La violence n’est jamais une solution, toujours un échec. Trois jours après les affrontements à Sainte-Soline, le bilan s’avère terriblement lourd. Des dizaines, voire des centaines de blessés de chaque côté, trois personnes toujours en état d’urgence vitale à l’heure où nous écrivons ces lignes, des images affligeantes pour une grande démocratie comme la France. Comment se satisfaire d’une pareille situation ? Ne serait-il pas temps de sortir des invectives et des certitudes, de baisser les armes, de casser cette spirale des violences, d’enfin oser la désescalade et le cessez-le-feu ?
Ce qui se joue actuellement ne vise pas simplement l’avenir des mégabassines dans les Deux-Sèvres. Il s’agit de la capacité de notre pays à faire face au changement climatique, à la perte de biodiversité et à la raréfaction de la ressource en eau. Mais aussi de démontrer que nous sommes capables de trouver des solutions collectivement. Et, pour l’instant, nous bloquons. Regardons la réalité en face : comment pouvons-nous prétendre vouloir préparer et adapter notre pays aux futurs désordres écologiques si nous ne sommes même pas capables de réguler la gestion agricole de l’eau sur un seul département ?
Réussir ensemble ou échouer collectivement
Pourtant, la crise de l’eau figure au centre du dernier rapport du Giec. Publié il y a quelques jours, il nous éclaire sur les enjeux à venir. Avec les changements climatiques, la moitié de l’humanité souffrira du manque d’eau au moins un mois chaque année. Jusqu’à 79 % des bassins hydrographiques du monde devraient être affectés de manière critique d’ici à 2050. La part de la population soumise à une sécheresse extrême pourrait atteindre 8 % d’ici la fin du siècle. La France ne sera pas épargnée. Voilà ce que nous devons regarder lucidement. Soyons à la hauteur. Nous réussirons tous ensemble, ou nous échouerons collectivement.
En novembre 2014, à l’occasion de la troisième conférence environnementale, le président François Hollande annonçait vouloir tirer les leçons du drame de Sivens, en promettant des mesures pour améliorer la participation citoyenne autour des grands projets d’infrastructures, notamment par l’organisation de référendums locaux. Nos associations avaient salué l’initiative, mais elle n’a malheureusement pas été suffisamment traduite dans les faits. Près de dix ans après, nous en sommes quasiment au même point. Il est temps d’agir.

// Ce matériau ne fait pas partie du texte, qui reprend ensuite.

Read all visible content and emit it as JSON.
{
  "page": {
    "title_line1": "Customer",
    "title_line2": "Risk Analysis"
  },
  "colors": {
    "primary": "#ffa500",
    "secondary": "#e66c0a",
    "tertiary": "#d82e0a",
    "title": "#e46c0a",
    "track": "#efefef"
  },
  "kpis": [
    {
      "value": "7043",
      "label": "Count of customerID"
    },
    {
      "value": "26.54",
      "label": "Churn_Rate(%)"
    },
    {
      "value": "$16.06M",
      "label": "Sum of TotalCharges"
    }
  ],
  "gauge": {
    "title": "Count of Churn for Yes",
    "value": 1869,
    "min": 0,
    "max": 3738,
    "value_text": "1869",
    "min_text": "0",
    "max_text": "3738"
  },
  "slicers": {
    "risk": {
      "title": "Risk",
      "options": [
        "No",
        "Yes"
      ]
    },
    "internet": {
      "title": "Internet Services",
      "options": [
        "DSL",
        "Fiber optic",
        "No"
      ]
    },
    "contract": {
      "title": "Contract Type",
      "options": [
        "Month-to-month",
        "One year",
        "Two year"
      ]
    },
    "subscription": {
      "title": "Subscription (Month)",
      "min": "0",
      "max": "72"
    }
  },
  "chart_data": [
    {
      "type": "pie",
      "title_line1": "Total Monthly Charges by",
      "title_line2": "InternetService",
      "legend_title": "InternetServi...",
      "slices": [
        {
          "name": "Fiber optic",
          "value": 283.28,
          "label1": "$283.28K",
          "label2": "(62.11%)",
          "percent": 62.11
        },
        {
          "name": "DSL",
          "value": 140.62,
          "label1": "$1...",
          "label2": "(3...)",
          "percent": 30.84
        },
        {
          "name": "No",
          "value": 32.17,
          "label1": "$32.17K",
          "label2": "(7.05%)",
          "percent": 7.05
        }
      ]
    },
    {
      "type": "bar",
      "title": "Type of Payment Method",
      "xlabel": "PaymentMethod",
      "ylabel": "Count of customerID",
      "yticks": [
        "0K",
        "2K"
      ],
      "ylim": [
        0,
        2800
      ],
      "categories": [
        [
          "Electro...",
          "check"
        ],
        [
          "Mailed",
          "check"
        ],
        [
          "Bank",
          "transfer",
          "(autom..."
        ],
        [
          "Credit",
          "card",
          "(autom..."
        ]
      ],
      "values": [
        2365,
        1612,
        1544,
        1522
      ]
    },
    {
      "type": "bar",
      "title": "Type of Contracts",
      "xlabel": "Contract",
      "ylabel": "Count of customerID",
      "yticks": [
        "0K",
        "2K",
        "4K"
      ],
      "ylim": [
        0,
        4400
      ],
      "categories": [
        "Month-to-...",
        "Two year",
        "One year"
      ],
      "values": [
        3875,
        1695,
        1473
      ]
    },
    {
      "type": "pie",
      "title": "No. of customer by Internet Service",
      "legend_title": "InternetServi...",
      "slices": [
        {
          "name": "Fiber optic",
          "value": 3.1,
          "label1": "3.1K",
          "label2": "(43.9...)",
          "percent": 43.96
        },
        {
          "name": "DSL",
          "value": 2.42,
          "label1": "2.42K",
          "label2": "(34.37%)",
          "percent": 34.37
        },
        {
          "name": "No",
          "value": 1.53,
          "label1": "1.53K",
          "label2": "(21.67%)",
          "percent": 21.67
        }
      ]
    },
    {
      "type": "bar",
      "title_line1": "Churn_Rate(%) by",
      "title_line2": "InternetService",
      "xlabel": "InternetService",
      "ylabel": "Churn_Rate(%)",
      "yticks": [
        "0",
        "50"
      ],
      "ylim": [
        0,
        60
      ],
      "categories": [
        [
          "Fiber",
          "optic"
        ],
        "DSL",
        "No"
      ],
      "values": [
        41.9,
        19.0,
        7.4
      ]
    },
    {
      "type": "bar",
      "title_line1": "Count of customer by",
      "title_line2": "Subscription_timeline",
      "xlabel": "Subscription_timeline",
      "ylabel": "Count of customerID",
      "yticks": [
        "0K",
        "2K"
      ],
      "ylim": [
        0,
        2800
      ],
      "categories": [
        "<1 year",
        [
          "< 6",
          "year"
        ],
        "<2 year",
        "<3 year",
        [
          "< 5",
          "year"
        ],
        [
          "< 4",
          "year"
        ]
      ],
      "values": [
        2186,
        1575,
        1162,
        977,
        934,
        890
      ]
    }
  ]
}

La LPO propose aujourd’hui de mettre en pause pour quelques mois les projets conflictuels. S’agissant d’infrastructures financées à 70 % par des fonds publics (agences de l’eau, plan de relance), cette demande est légitime. Elle permettra, par ailleurs de laisser le temps des conclusions aux nombreux recours juridiques encore en cours.
Le dialogue demeure l’unique solution
Notre association propose également que soit organisé un référendum local, par exemple à l’échelle de la grande région Nouvelle-Aquitaine, comme le prévoit notre Constitution. Inspirons-nous des votations citoyennes suisses, où les taux de participation sont très élevés. Chaque électeur reçoit chez lui un petit livret où sont détaillés, d’une manière neutre, les enjeux sur la question posée ; la Commission nationale du Débat public (CNDP) pourrait s’en charger. Chaque parti politique représentatif, mais aussi chaque corps intermédiaire concerné, y exposerait sa position. Les experts ayant participé aux travaux du Giec et de l’IPBES éclaireraient le débat à travers les évaluations scientifiques.
Pourquoi ne pas imaginer des réponses graduées soumises au vote, au-delà du « OUI ou NON » aux bassines. Des options intermédiaires (par exemple avec des conditions fortes sur le changement de modèle agricole, la réduction de l’usage des pesticides, la cohérence avec le projet de territoire, la mise en place de débouchés locaux pour les productions agricoles concernées…) pourraient enrichir le dossier. A travers les territoires, dans les médias et sur les réseaux sociaux, les débats prospéreraient dans le respect des positions des uns et des autres. Cette démarche constituerait une réponse à la hauteur de l’impérieux renouveau démocratique dont notre pays a besoin.
Qui est prêt à relever ce défi ? Nous espérons qu’une telle proposition trouvera sa place dans le plan qui sera annoncé prochainement par le gouvernement.
Concernant Sainte-Soline, la position actuelle de la LPO est claire : notre association ne pense pas que les bassines, surtout les projets actuels, constituent la solution satisfaisante pour nos agriculteurs et notre pays. Mais nous restons prêts à un débat démocratique sur le sujet et à nous y investir, avec toutes les parties prenantes concernées, qu’elles partagent ou non notre analyse. Le dialogue demeure l’unique solution.